Now, legend has it that Michael Wood was a historian. Let's look at the evidence. Here are some pictures of historians through the ages:
Edward Gibbon
Eric Hobsbawm
And now, here's a purported photo of Michael Wood:
Clearly, this is not the portrait of a historian.
Then what is he?
Reading some of the other books to which his name was attached, I thought he might be a writer. This hypothesis still might hold true, if we argue that In Search of Myths & Heroes is mainly the work of later redactors, drawing together some common tropes in the Woodian corpus to make a reasonable but not, to the expert eye, totally convincing facsimile: viz, the recurring travel motif, the anecdotes of discomfort, the well-turned phrase. But, being the work of a redactor (or redactors - there may have been many involved in producing this text from within the Woodian community), it lacks the touches that confirm authenticity, in particular the overall sense that this narrative is going somewhere.
But if Michael Wood is a writer, then what to make of these supposed appearances on film and TV? I would like here to propose a hypothesis. What we see on screen is, in fact, a projection of the dreams and desires and hopes of the Woodian community that produced these texts: the shifting image (so like the chthonic world of the subconscious) coalesces to produce, for a fleeting hour, the ideal 'Michael Wood', that the Woodian community be reaffirmed in its commitment to its Woodian ideals. And thus the Woodian cult continues.

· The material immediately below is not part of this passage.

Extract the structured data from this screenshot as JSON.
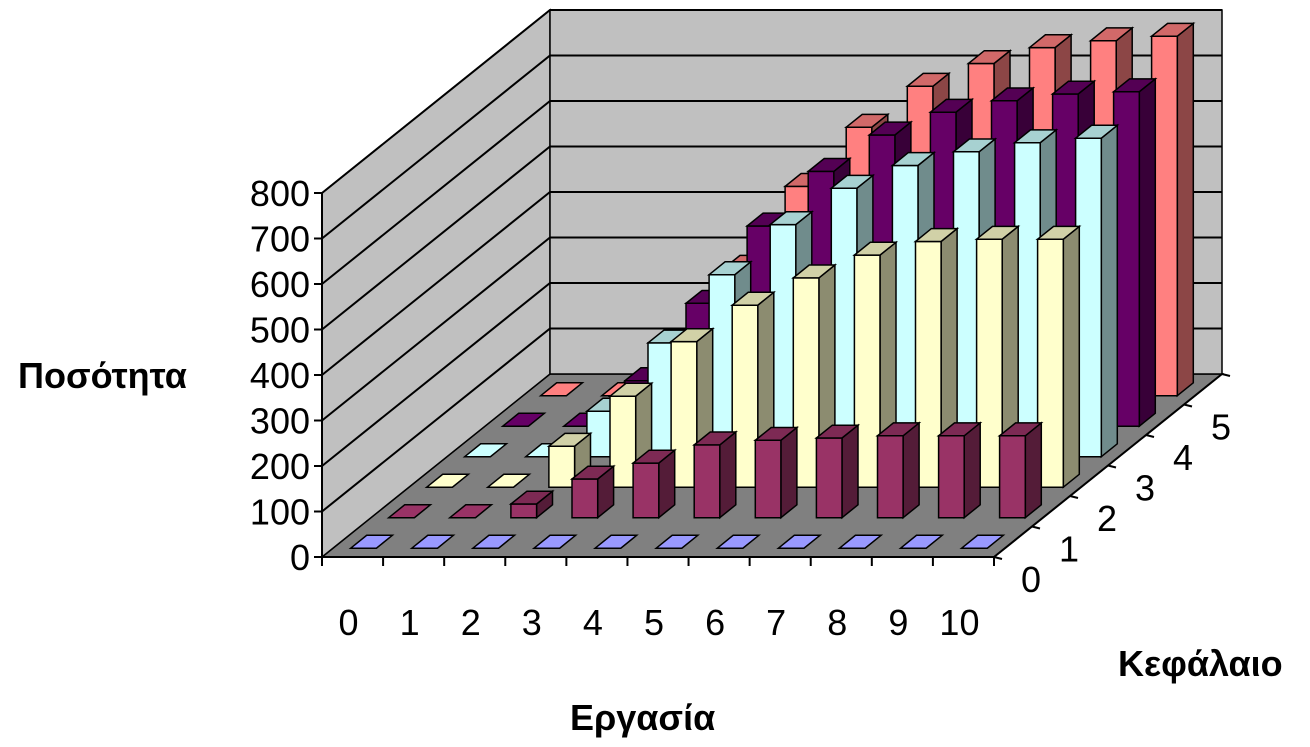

It was Michael Wood's 'In Search of the Dark Ages', t.v. series and later the book that turned me on to all things 'Woody'. 'In Search of Myths and Heroes' was published, accompanying the BBC2 series, in 2005. There are four myths that Wood sets out in search of; Shangri-La, Jason and the Golden Fleece, The Queen of Sheba and Arthur:The Once and Future King. I have read around half a dozen of this authors books, each one has been classed with four stars. 'Myths and Heroes' is a slight departure into a more fanciful and nebulous set of expeditions. As a post-graduate in Anglo-Saxon history, Wood is more at home on the latter topic, in providing a comprehensive overview of the dark age shadow of Arthur/Ambrosius. Yet, as written in his Introduction these stories "are largely the invention of many generations of story-tellers; but my search for them took me on real journeys to real places, to the living descendants of the ancient cultures that produced the stories." The book is wonderfully illustrated by photographs, particularly those of Steve Razzetti.
I really enjoyed this book; I checked it out specifically because if the chapters on Arthur and the Queen of Sheba. These were very well written and explored many theories related t the myths. I was less interested in Shangri-La and Jason, but they were still well done and interesting.